被告訴訟代理人は原告の請求を棄却する、訴訟費用は原告の負擔とするとの判決を求め、答辯として、(一)本件市税家屋税附加税及不動産取得税附加税賦課の基礎となつている原告指摘の本税である各縣税の賦課が原告指摘の行政裁判所の判決において取消されたことは認めるが、右取消された本税は縣税であつて、本件の賦課は市税であるから、右縣税が取消されたからといつて直ちに市税の賦課が無効となるものではない。從つて本件市税の賦課が取消されない限り、之が滯納を理由として爲された本件差押處分は違法ではない。(二)原告は原告の目的及事業の性質は、私益を目的としないばかりでなく公共事業であるから、原告がその目的事業である放送事業の用に供する目的で新築した第一放送所の各建物が埼玉縣税賦課條例第三十九條第五號の(一)に該當し、その取得に對し不動産取得税を賦課すべきものではない。又第一放送所附屬の舍宅及合宿所は右條例第十二條に所謂直接公益の用に供する建物であるから、同條により家屋税を賦課すべきものではない。又無線電信法第二十八條電信法第十一條によるも不動産取得税及家屋税の賦課は失當である。從つて本件市税不動産取得税附加税及家屋税附加税の賦課は何れの點からするも違法であるから、本件差押處分は違法であると主張するも、本件市税不動産取得税附加税及家屋税附加税の賦課については、異議の申立もなく有効に確定したものであるから、この有効に確定した市税の賦課に基いてなされた本件差押處分は其の賦課の違法を理由として取消を求めることを得るものではない(昭和七年十月十五日宣告行政裁判所昭和六年第二百三十五號事件判決参照)。
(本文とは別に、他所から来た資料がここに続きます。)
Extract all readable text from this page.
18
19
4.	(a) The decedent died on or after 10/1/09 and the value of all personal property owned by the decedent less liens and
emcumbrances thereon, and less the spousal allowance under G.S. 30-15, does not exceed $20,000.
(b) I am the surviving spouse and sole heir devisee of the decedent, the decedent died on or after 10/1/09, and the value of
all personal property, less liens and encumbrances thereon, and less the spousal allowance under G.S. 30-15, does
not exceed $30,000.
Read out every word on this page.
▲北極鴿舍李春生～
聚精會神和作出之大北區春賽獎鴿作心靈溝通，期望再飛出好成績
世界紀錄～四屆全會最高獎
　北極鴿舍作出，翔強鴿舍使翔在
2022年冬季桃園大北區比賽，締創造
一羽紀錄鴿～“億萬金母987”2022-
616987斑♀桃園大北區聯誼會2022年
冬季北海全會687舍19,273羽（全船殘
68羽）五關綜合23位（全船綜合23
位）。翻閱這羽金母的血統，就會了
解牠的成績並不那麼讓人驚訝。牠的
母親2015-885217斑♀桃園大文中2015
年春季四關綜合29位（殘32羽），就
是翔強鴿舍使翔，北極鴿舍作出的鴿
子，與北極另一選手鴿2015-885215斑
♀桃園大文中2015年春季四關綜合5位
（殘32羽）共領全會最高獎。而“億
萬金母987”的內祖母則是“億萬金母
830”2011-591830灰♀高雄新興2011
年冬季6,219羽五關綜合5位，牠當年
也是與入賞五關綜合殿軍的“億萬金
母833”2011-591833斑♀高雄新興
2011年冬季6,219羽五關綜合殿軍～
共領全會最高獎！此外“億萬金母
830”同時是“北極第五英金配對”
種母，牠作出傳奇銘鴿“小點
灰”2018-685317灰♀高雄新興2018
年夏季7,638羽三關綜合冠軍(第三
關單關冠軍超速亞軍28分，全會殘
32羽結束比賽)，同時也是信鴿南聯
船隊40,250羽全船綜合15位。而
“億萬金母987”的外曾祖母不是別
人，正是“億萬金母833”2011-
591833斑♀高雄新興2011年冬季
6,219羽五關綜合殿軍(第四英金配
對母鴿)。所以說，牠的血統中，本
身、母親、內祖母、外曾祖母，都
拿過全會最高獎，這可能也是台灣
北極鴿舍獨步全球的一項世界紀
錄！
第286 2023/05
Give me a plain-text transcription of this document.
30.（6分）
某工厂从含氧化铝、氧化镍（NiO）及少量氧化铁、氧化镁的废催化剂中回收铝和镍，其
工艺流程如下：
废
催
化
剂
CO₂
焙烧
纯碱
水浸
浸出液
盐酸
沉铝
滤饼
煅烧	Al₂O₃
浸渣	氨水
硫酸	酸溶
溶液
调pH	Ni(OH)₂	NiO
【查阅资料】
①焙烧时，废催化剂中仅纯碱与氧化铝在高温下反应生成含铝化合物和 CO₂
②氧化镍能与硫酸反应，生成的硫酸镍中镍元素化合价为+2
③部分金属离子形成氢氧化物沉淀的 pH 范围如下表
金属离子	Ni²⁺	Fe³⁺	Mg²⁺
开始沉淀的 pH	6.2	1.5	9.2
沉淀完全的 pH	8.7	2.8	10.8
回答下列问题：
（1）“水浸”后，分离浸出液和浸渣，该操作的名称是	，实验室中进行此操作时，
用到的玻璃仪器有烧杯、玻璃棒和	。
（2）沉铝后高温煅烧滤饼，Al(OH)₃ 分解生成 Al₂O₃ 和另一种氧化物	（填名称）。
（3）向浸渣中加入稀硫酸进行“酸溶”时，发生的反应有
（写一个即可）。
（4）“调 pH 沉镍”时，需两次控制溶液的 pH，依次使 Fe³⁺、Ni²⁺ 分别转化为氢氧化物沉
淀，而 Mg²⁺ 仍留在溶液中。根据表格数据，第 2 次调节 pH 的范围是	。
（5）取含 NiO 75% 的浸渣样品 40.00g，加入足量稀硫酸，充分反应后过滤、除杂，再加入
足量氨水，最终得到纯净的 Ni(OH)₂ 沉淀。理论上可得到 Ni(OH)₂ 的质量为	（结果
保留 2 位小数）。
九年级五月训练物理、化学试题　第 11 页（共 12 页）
(三)原告は本件市税不動産取得税附加税及家屋税附加税の賦課が違法であるから、川口市長に對し昭和十三年五月二十五日及十月六日異議の申立をしたのに拘らず、川口市長はこれを同市参事會の決定に付することをしなかつたから、右附加税の賦課は未だ確定していない。從つて本件差押處分は違法であると主張し、縣税については府縣制第百十五條第一項により埼玉縣知事に異議の申立をした旨の記載ある申立書を添付し、「縣税賦課ニ對スル異議申立ニ關スル件右別紙寫ノ通埼玉縣知事ニ對シ本日附申請候條御含置願度候」との記載ある書面を川口市長に送付したことにより、本件市税の賦課に對しても異議の申立があつたものと見るべきであるとし、種々論ずるところがあるが、川口市長に對する右書面は縣税賦課に對する異議申立を埼玉縣知事に提出したという單なる通知と解するの外がない。此點について、原告は異議申立には法令上一定の形式を具備する必要がない。賦課の取消を求むる趣旨があれば十分であるというが、「御含置願度」の文言を以て、附加税についても本税同樣不服であるから諒承せられたいと解するのは、形式ではなく文理解釋の問題であつて、社會通念上左樣には解することができない。又原告は、右文書を以て原告主張の樣に解するのでなければ、原告は何の必要と理由があつて態々川口市長に之を提出したか常識上解することができないではないかというが此の點については、市税の徴收行爲は市長がするものであるから、本税について異議申立があつた以上、本税の賦課が違法であるとして取消されたときは、附加税も亦當然同一の運命に歸するものであるから、附加税については異議申立の方法に依らないが、川口市長は之が徴收については、本税の賦課が確定する迄は中止せらるることを要求したものとも思考せらるるから、原告の右主張も亦主觀的主張に過ぎないものと見るべきである。之を要するに本件差押處分は何等の違法がないから正當であつて、之を是認した被告の裁決も亦正當であつて原告の請求は理由がないと陳述した。〈立證省略〉

理由

附加税は本税の客體を其の客體とし、本税の税額を標準として賦課せらるべきものであることは、市制、町村制、地方税に關する法律、地方税制限に關する法律の規定の趣旨に徴して明らかであるから、附加税の成立する爲には、本税が適法に賦課せられ、其の税額が決定していなければならない。從つて本税の賦課が行政裁判所の判決によつて取消されたならば、本税を基準として賦課せられた附加税は、その成立の基礎を失いその賦課は無効となるものと解するを相當とする。本件市税家屋税附加税及不動産取得税附加税の基準となつた縣税家屋税及不動産取得税の賦課については、行政裁判所昭和十五年十二月二十四日宣告同十四年第九一號家屋税及不動産取得税賦課取消請求事件の判決によつて取消されたことは、當事者間に爭のない所であるから、本件市税家屋税附加税及不動産取得税附加税の賦課は無効であるから、之が賦課の有効なることを前提としてなされた本件差押處分及之を是認した被告の裁決は倶に違法であつて、之が取消を求める原告の請求は正當である。從つて他の爭點に關する判斷を省略し、訴訟費用に付いて民事訴訟法第八十九條を適用し、主文の通り判決する。